Upon this imprudent action, Lady Hatton, who, by her letters, appears to have been beside herself, so frenzied was she by rage, not only appealed to the Privy Council, but, by her personal entreaties, gained over the Lord Keeper Bacon to her side, he, probably, being nothing loth to have again an opportunity of attacking his old enemy.
Buckingham, however, was not a man to brook contradiction, and both he and his mother, Lady Compton, treated the Lord Keeper with extraordinary rudeness. Bitterly angry, the latter appealed to the Star Chamber, and also filed an information against Sir Edward Coke.
Thus this foolish marriage became a State business, and for many months the war of words and of law processes raged with exceeding fury. As might have been expected, the favourite eventually had his way, and, somehow or other, the two ladies who had been foremost in the fight. Lady Hatton and Lady Compton, came at length to a good understanding.

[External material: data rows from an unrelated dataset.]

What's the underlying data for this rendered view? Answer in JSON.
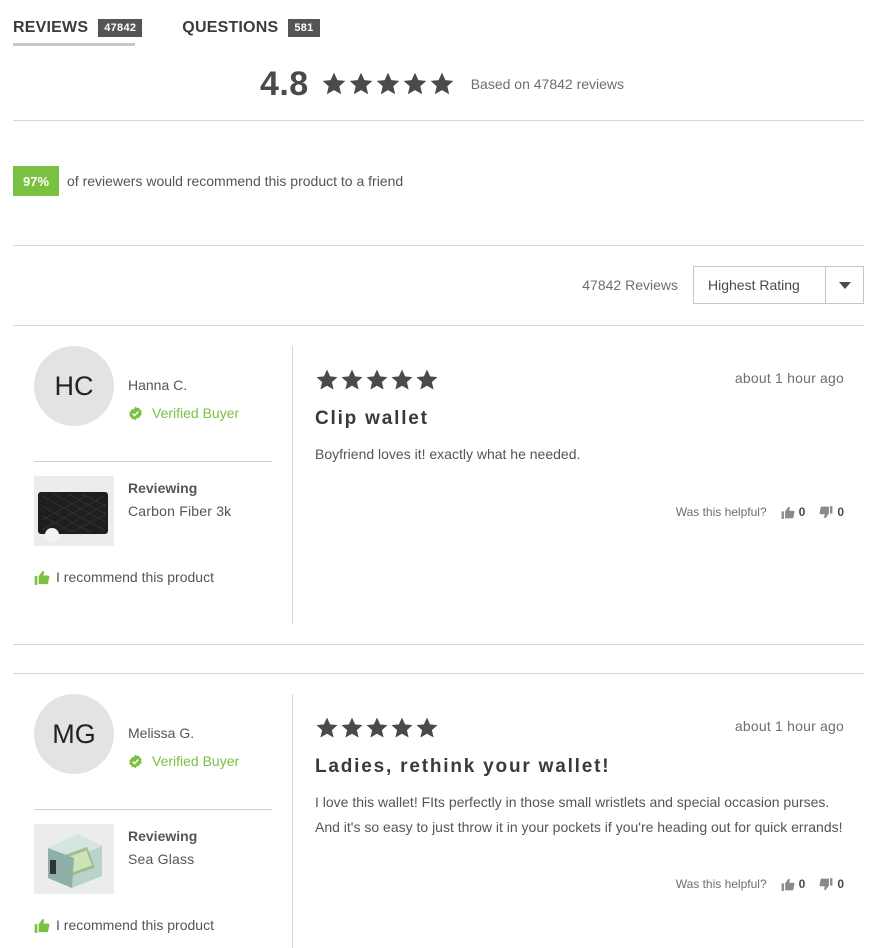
{
  "tabs": [
    {
      "label": "REVIEWS",
      "count": "47842"
    },
    {
      "label": "QUESTIONS",
      "count": "581"
    }
  ],
  "summary": {
    "average": "4.8",
    "stars": 5,
    "based_on": "Based on 47842 reviews"
  },
  "recommend": {
    "percent": "97%",
    "text": "of reviewers would recommend this product to a friend"
  },
  "sort": {
    "count_label": "47842 Reviews",
    "selected": "Highest Rating"
  },
  "colors": {
    "accent_green": "#7ac142",
    "star": "#4a4a4a",
    "badge_dark": "#555555"
  },
  "reviews": [
    {
      "initials": "HC",
      "name": "Hanna C.",
      "verified": "Verified Buyer",
      "reviewing_label": "Reviewing",
      "product": "Carbon Fiber 3k",
      "recommend_text": "I recommend this product",
      "rating": 5,
      "time": "about 1 hour ago",
      "title": "Clip wallet",
      "body": "Boyfriend loves it! exactly what he needed.",
      "helpful_label": "Was this helpful?",
      "up": "0",
      "down": "0"
    },
    {
      "initials": "MG",
      "name": "Melissa G.",
      "verified": "Verified Buyer",
      "reviewing_label": "Reviewing",
      "product": "Sea Glass",
      "recommend_text": "I recommend this product",
      "rating": 5,
      "time": "about 1 hour ago",
      "title": "Ladies, rethink your wallet!",
      "body": "I love this wallet! FIts perfectly in those small wristlets and special occasion purses. And it's so easy to just throw it in your pockets if you're heading out for quick errands!",
      "helpful_label": "Was this helpful?",
      "up": "0",
      "down": "0"
    }
  ]
}
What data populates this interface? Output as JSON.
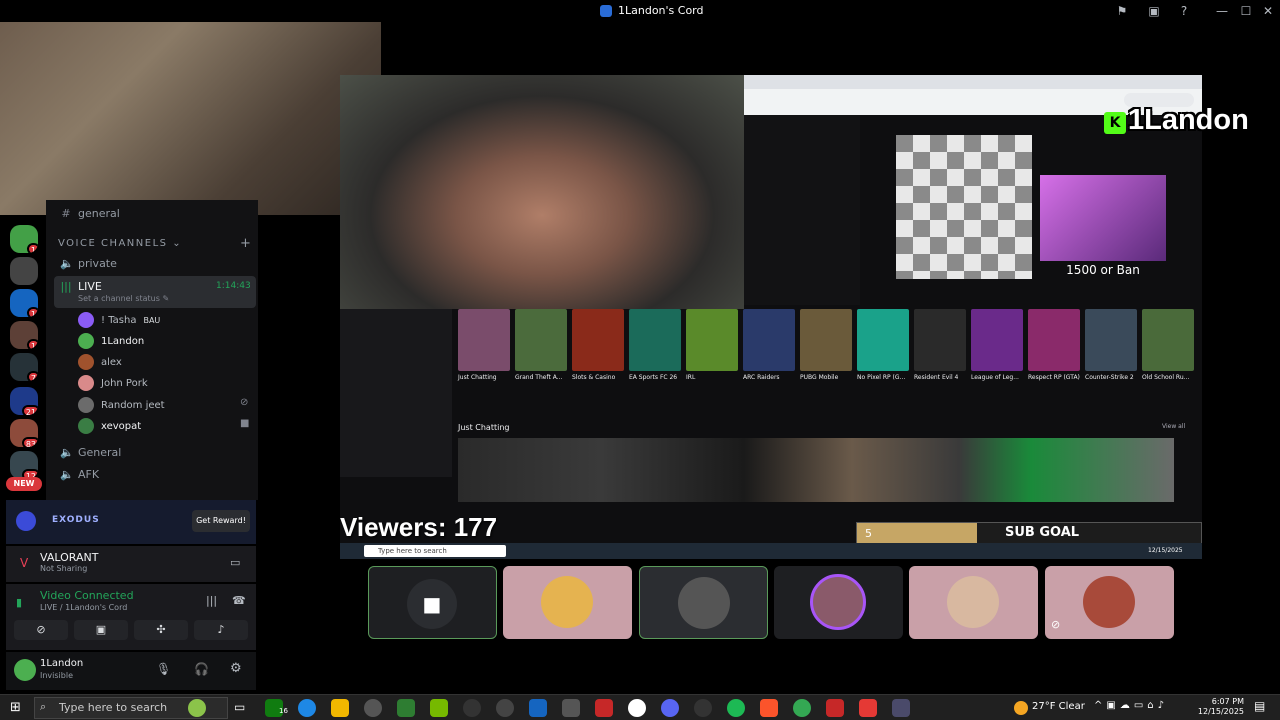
{
  "window": {
    "title": "1Landon's Cord"
  },
  "overlay": {
    "streamer_name": "1Landon",
    "viewers_text": "Viewers: 177",
    "subgoal_label": "SUB GOAL",
    "subgoal_count": "5",
    "chess_caption": "1500 or Ban"
  },
  "sidebar": {
    "partial_channel": "general",
    "category": "VOICE CHANNELS",
    "channels_before": [
      {
        "name": "private"
      }
    ],
    "live_channel": {
      "name": "LIVE",
      "timer": "1:14:43",
      "status_placeholder": "Set a channel status"
    },
    "voice_users": [
      {
        "name": "! Tasha",
        "badge": "BAU",
        "color": "#8b5cf6"
      },
      {
        "name": "1Landon",
        "color": "#4caf50"
      },
      {
        "name": "alex",
        "color": "#a0522d"
      },
      {
        "name": "John Pork",
        "color": "#d98a8a"
      },
      {
        "name": "Random jeet",
        "color": "#6b6b6b"
      },
      {
        "name": "xevopat",
        "color": "#3a7d44"
      }
    ],
    "channels_after": [
      {
        "name": "General"
      },
      {
        "name": "AFK"
      }
    ]
  },
  "servers": [
    {
      "badge": "1",
      "color": "#43a047"
    },
    {
      "badge": "",
      "color": "#444"
    },
    {
      "badge": "1",
      "color": "#1565c0"
    },
    {
      "badge": "1",
      "color": "#5d4037"
    },
    {
      "badge": "7",
      "color": "#263238"
    },
    {
      "badge": "21",
      "color": "#1e3a8a"
    },
    {
      "badge": "83",
      "color": "#8d4b3b"
    },
    {
      "badge": "12",
      "color": "#37474f"
    }
  ],
  "rail_new_label": "NEW",
  "promo": {
    "brand": "EXODUS",
    "button": "Get Reward!"
  },
  "activity": {
    "game": "VALORANT",
    "status": "Not Sharing"
  },
  "voice_conn": {
    "status": "Video Connected",
    "location": "LIVE / 1Landon's Cord"
  },
  "user_panel": {
    "name": "1Landon",
    "status": "Invisible"
  },
  "stream_page": {
    "categories": [
      {
        "name": "Just Chatting",
        "color": "#7a4c6b"
      },
      {
        "name": "Grand Theft A...",
        "color": "#4b6b3c"
      },
      {
        "name": "Slots & Casino",
        "color": "#8a2a1a"
      },
      {
        "name": "EA Sports FC 26",
        "color": "#1b6b5a"
      },
      {
        "name": "IRL",
        "color": "#5a8a2a"
      },
      {
        "name": "ARC Raiders",
        "color": "#2a3a6a"
      },
      {
        "name": "PUBG Mobile",
        "color": "#6a5a3a"
      },
      {
        "name": "No Pixel RP (G...",
        "color": "#1aa28a"
      },
      {
        "name": "Resident Evil 4",
        "color": "#2a2a2a"
      },
      {
        "name": "League of Leg...",
        "color": "#6a2a8a"
      },
      {
        "name": "Respect RP (GTA)",
        "color": "#8a2a6a"
      },
      {
        "name": "Counter-Strike 2",
        "color": "#3a4a5a"
      },
      {
        "name": "Old School Ru...",
        "color": "#4a6a3a"
      }
    ],
    "section_title": "Just Chatting",
    "view_all": "View all"
  },
  "voice_tiles": [
    {
      "color": "#1e1f22"
    },
    {
      "color": "#c9a0a8"
    },
    {
      "color": "#2b2d31"
    },
    {
      "color": "#1e1f22"
    },
    {
      "color": "#c9a0a8"
    },
    {
      "color": "#c9a0a8"
    }
  ],
  "taskbar": {
    "search_placeholder": "Type here to search",
    "badge_count": "16",
    "weather": "27°F  Clear",
    "time": "6:07 PM",
    "date": "12/15/2025"
  },
  "stream_taskbar": {
    "search_placeholder": "Type here to search",
    "date": "12/15/2025"
  }
}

The marriage, therefore, was arranged. Sir Edward Coke was admitted to the presence of the King, and made a member of the Privy Council.

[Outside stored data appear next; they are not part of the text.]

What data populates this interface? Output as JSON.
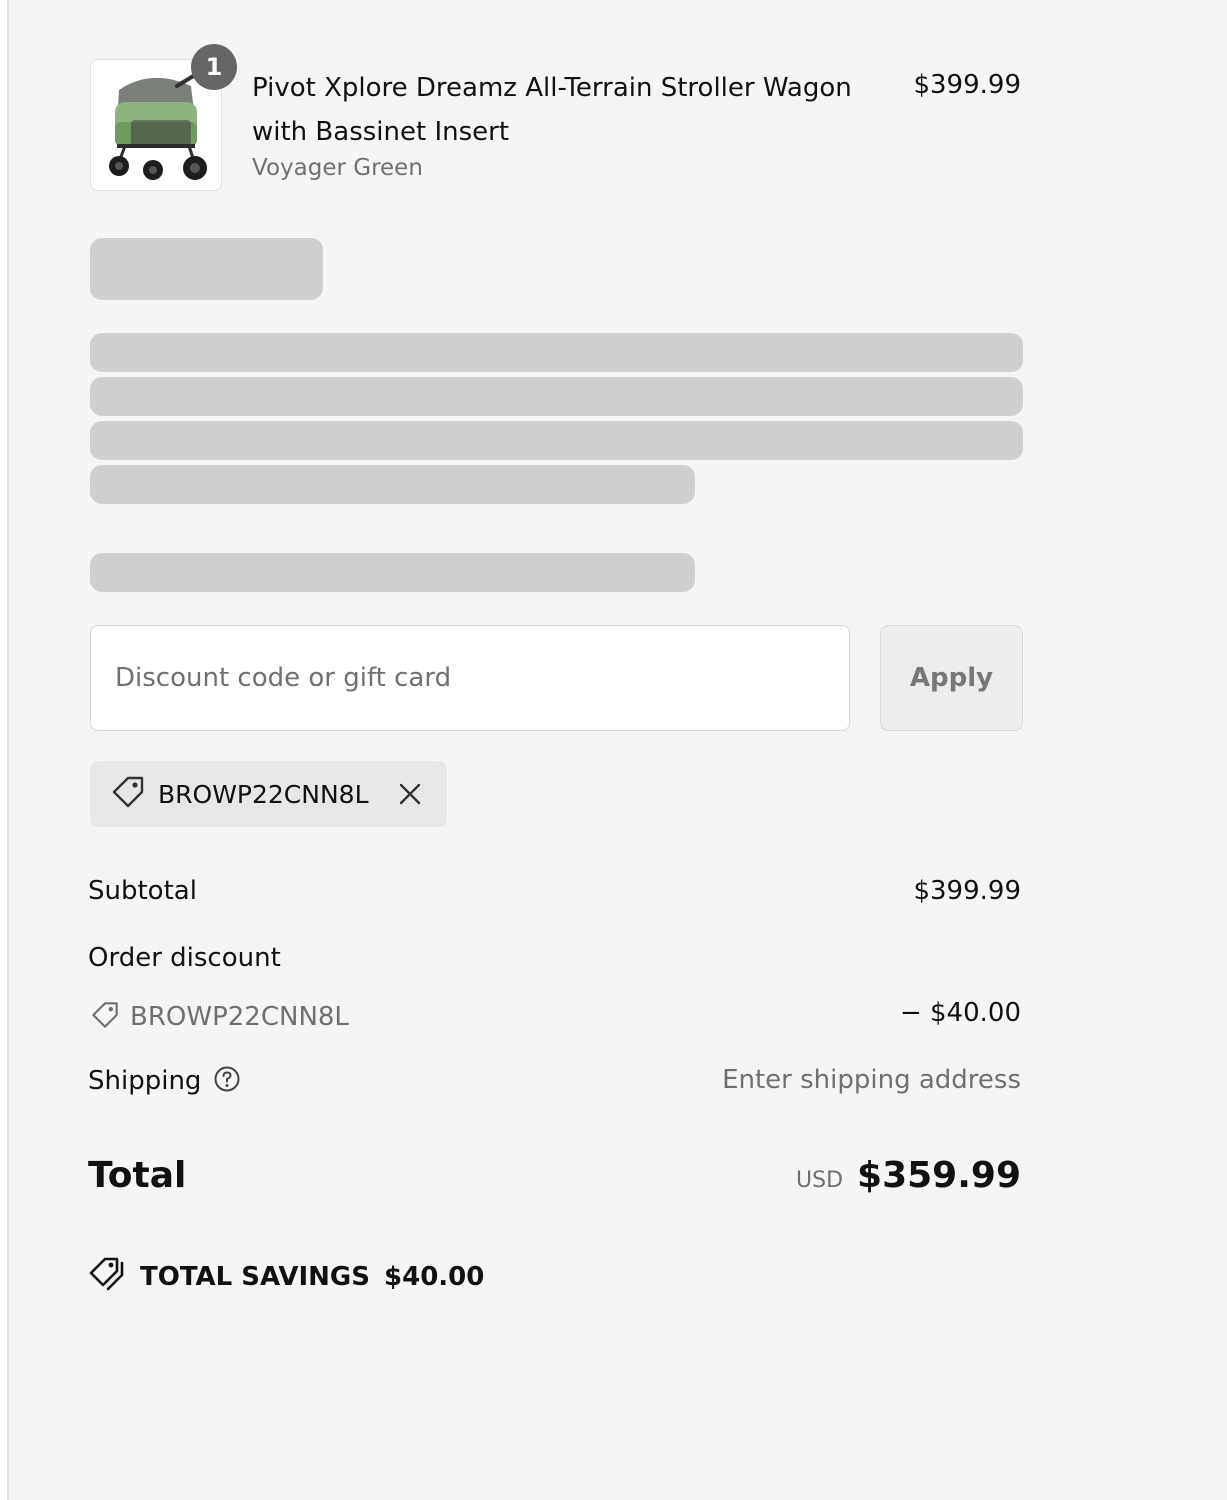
{
  "product": {
    "quantity": "1",
    "name": "Pivot Xplore Dreamz All-Terrain Stroller Wagon with Bassinet Insert",
    "variant": "Voyager Green",
    "price": "$399.99",
    "image_icon": "stroller-wagon-thumbnail"
  },
  "discount": {
    "placeholder": "Discount code or gift card",
    "apply_label": "Apply",
    "applied_code": "BROWP22CNN8L"
  },
  "summary": {
    "subtotal_label": "Subtotal",
    "subtotal_value": "$399.99",
    "order_discount_label": "Order discount",
    "order_discount_code": "BROWP22CNN8L",
    "order_discount_value": "− $40.00",
    "shipping_label": "Shipping",
    "shipping_value": "Enter shipping address",
    "total_label": "Total",
    "currency": "USD",
    "total_value": "$359.99",
    "savings_label": "TOTAL SAVINGS",
    "savings_value": "$40.00"
  },
  "colors": {
    "background": "#f5f5f5",
    "skeleton": "#cfcfcf",
    "badge": "#666666"
  }
}
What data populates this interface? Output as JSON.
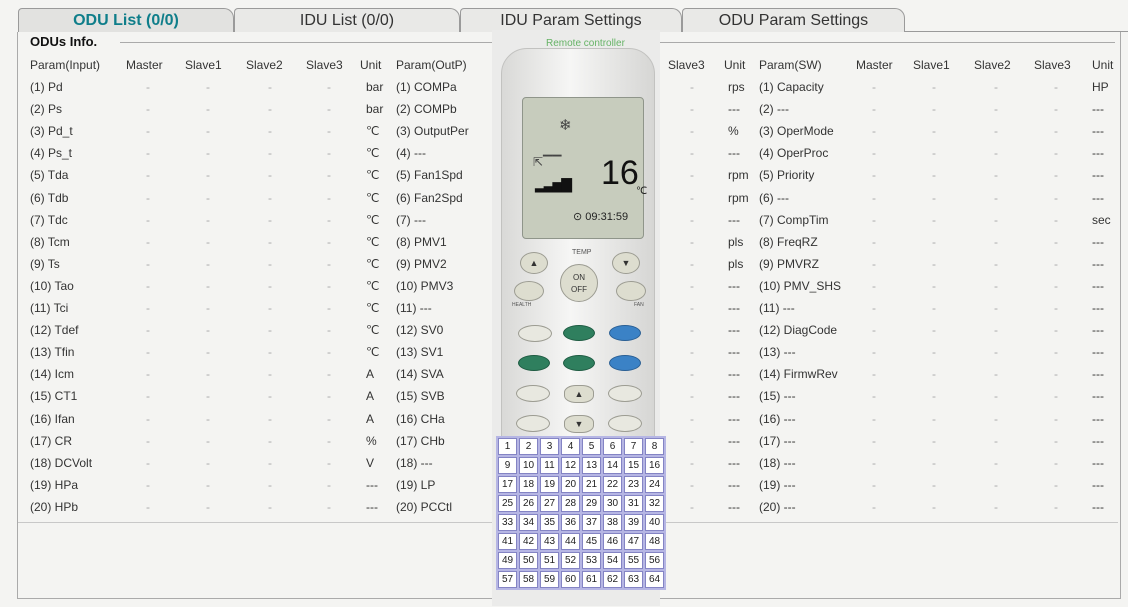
{
  "tabs": [
    "ODU List (0/0)",
    "IDU List (0/0)",
    "IDU Param Settings",
    "ODU Param Settings"
  ],
  "section_title": "ODUs  Info.",
  "dash": "-",
  "left_headers": [
    "Param(Input)",
    "Master",
    "Slave1",
    "Slave2",
    "Slave3",
    "Unit",
    "Param(OutP)"
  ],
  "right_headers": [
    "Slave3",
    "Unit",
    "Param(SW)",
    "Master",
    "Slave1",
    "Slave2",
    "Slave3",
    "Unit"
  ],
  "input_params": [
    "(1) Pd",
    "(2) Ps",
    "(3) Pd_t",
    "(4) Ps_t",
    "(5) Tda",
    "(6) Tdb",
    "(7) Tdc",
    "(8) Tcm",
    "(9) Ts",
    "(10) Tao",
    "(11) Tci",
    "(12) Tdef",
    "(13) Tfin",
    "(14) Icm",
    "(15) CT1",
    "(16) Ifan",
    "(17) CR",
    "(18) DCVolt",
    "(19) HPa",
    "(20) HPb"
  ],
  "input_units": [
    "bar",
    "bar",
    "℃",
    "℃",
    "℃",
    "℃",
    "℃",
    "℃",
    "℃",
    "℃",
    "℃",
    "℃",
    "℃",
    "A",
    "A",
    "A",
    "%",
    "V",
    "---",
    "---"
  ],
  "output_params": [
    "(1) COMPa",
    "(2) COMPb",
    "(3) OutputPer",
    "(4) ---",
    "(5) Fan1Spd",
    "(6) Fan2Spd",
    "(7) ---",
    "(8) PMV1",
    "(9) PMV2",
    "(10) PMV3",
    "(11) ---",
    "(12) SV0",
    "(13) SV1",
    "(14) SVA",
    "(15) SVB",
    "(16) CHa",
    "(17) CHb",
    "(18) ---",
    "(19) LP",
    "(20) PCCtl"
  ],
  "output_units": [
    "rps",
    "---",
    "%",
    "---",
    "rpm",
    "rpm",
    "---",
    "pls",
    "pls",
    "---",
    "---",
    "---",
    "---",
    "---",
    "---",
    "---",
    "---",
    "---",
    "---",
    "---"
  ],
  "sw_params": [
    "(1) Capacity",
    "(2) ---",
    "(3) OperMode",
    "(4) OperProc",
    "(5) Priority",
    "(6) ---",
    "(7) CompTim",
    "(8) FreqRZ",
    "(9) PMVRZ",
    "(10) PMV_SHS",
    "(11) ---",
    "(12) DiagCode",
    "(13) ---",
    "(14) FirmwRev",
    "(15) ---",
    "(16) ---",
    "(17) ---",
    "(18) ---",
    "(19) ---",
    "(20) ---"
  ],
  "sw_units": [
    "HP",
    "---",
    "---",
    "---",
    "---",
    "---",
    "sec",
    "---",
    "---",
    "---",
    "---",
    "---",
    "---",
    "---",
    "---",
    "---",
    "---",
    "---",
    "---",
    "---"
  ],
  "remote": {
    "label": "Remote controller",
    "temperature": "16",
    "temp_unit": "℃",
    "time": "09:31:59",
    "temp_label": "TEMP",
    "power_on": "ON",
    "power_off": "OFF",
    "health_label": "HEALTH",
    "fan_label": "FAN",
    "keys": [
      "1",
      "2",
      "3",
      "4",
      "5",
      "6",
      "7",
      "8",
      "9",
      "10",
      "11",
      "12",
      "13",
      "14",
      "15",
      "16",
      "17",
      "18",
      "19",
      "20",
      "21",
      "22",
      "23",
      "24",
      "25",
      "26",
      "27",
      "28",
      "29",
      "30",
      "31",
      "32",
      "33",
      "34",
      "35",
      "36",
      "37",
      "38",
      "39",
      "40",
      "41",
      "42",
      "43",
      "44",
      "45",
      "46",
      "47",
      "48",
      "49",
      "50",
      "51",
      "52",
      "53",
      "54",
      "55",
      "56",
      "57",
      "58",
      "59",
      "60",
      "61",
      "62",
      "63",
      "64"
    ]
  },
  "colors": {
    "active_tab": "#0f7e8a",
    "remote_label": "#66b366",
    "key_grid": "#b6b6e4"
  }
}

On the Michaelmas Day following, Sir John Villiers was married to Mrs. Frances Coke at Hampton Court, with all imaginable splendour.

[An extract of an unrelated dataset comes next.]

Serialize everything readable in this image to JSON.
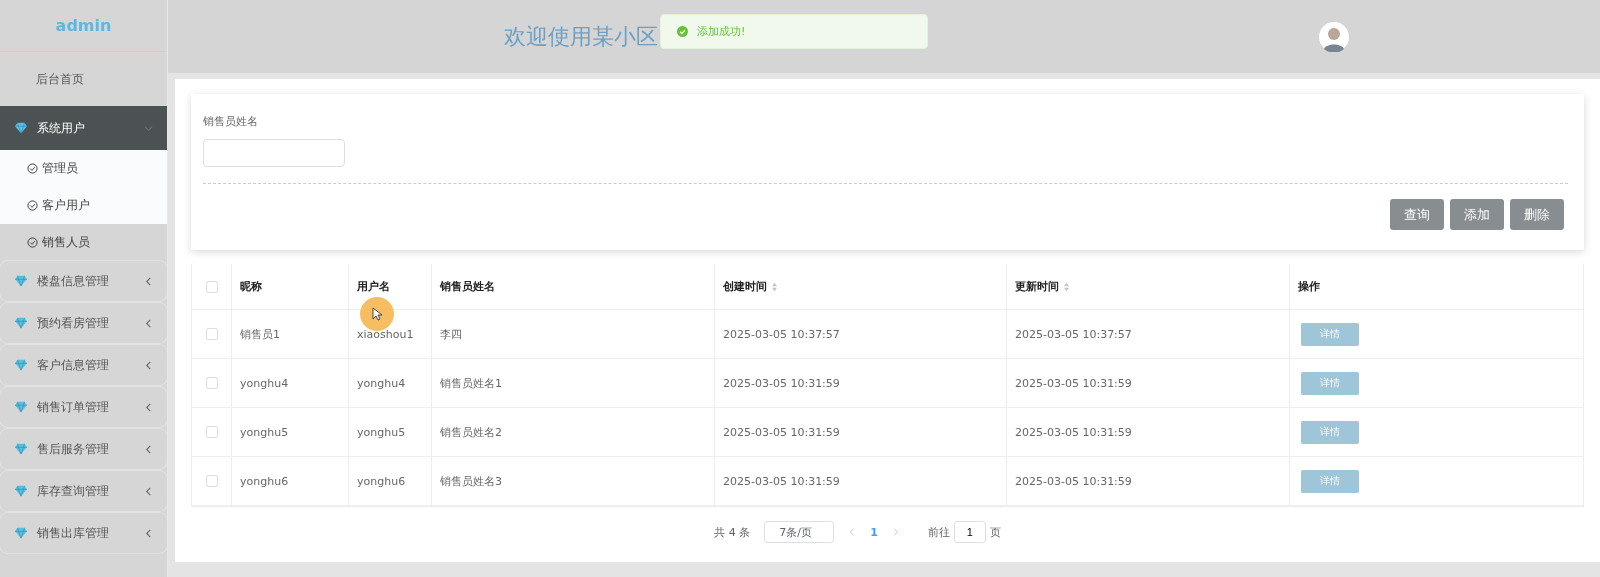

Sir Edward's plans had succeeded. He had been restored to the King's favour, he had married his daughter to the brother of the Royal favourite; but he paid dearly for these triumphs. Not only had he to bestow on his daughter the sum of £10,000, to be paid down in money on the day of the marriage, but he had to assure to Sir John Villiers a rent charge of 2,000 marks per annum during his (Sir Edward's) life, and another one of £900 during Lady Hatton's life.
He engaged, also, to settle the manor of Stoke, in Buckinghamshire, a property he had destined for his other two daughters, on Sir John and Lady Villiers and their heirs.
Lady Hatton also had from her private fortune, which was considerable, to make large settlements upon her daughter.
Lady Hatton, who, by her own showing, must have been an intolerable woman, self-willed, passionate, and overbearing, had by this time become reconciled to her son-in-law and his friends; but she still pursued her quarrel with her husband with unrelenting acrimony.